Memang perkawinan antar sesama jenis dilarang oleh semua agama. Namun mengubah kelamin demi menghindari hubungan sesama jenis tidak semestinya diharamkan pula. Betapa banyak waria, yang memang secara genetik dan psikologis perempuan, ingin diperlakukan sebagai perempuan, bukan sebagai pria? Bila hubungan sesama jenis diharamkan dan ganti kelamin juga diharamkan, maka apakah agama tidak lagi berlaku bagi kelompok ini?
Mungkin dalam rangka eksplorasi hukum yang akomodatif itu, perlu dikaji tipologi waria, gay dan lesbian secara seksama. Misalnya waria, pria fisikal yang secara genetik dan psikologis perempuan juga wanita fisikal yang secara genetik dan psikologis pria, dibedakkan secara hukum dengan pria yang menjadi waria karena gaya hidup atau trauma, juga tidak sama secara hukum dengan gay, yaitu pria yang memang ingin berhubungan dengan pria, serta tidak diperlakukan sama dengan dengan lesbian murni yang memang hanya ingin berhubungan dengan wanita.

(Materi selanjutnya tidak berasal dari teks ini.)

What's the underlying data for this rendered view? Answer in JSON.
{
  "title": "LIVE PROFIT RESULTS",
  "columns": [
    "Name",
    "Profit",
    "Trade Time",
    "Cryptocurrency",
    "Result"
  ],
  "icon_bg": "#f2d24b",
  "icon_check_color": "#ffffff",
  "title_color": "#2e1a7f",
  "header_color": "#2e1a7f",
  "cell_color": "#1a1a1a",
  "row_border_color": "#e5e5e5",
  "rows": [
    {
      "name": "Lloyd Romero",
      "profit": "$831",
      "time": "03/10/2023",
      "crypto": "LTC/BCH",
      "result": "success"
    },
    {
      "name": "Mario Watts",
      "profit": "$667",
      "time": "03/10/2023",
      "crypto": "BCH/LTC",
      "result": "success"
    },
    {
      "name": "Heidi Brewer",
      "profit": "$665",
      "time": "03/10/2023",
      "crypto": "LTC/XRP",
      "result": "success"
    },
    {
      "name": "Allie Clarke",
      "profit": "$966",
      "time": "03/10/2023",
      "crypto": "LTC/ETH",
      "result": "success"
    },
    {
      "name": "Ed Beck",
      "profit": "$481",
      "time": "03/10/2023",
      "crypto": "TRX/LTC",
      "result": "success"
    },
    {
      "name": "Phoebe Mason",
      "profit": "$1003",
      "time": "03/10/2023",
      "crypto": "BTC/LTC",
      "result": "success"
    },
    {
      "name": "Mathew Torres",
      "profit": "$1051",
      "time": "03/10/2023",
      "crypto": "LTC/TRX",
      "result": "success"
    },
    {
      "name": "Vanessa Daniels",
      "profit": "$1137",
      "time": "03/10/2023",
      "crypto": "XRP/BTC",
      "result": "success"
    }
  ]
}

Ini perlu dilakukan oleh para para fikih demi mempertegas hukum Islam yang hanya hanya menerima pola hubungan heteroseksual. Artinya, dengan tetapkan mempertahankan keharaman kontak kelmin sejenis, mempertimbangkan kehalalan ganti kelamin dengan memperhatikan aspek genetik, hormonal dan psikologis dalam sebuah bingkai fikih, misalnya, kaidah hukum darurat.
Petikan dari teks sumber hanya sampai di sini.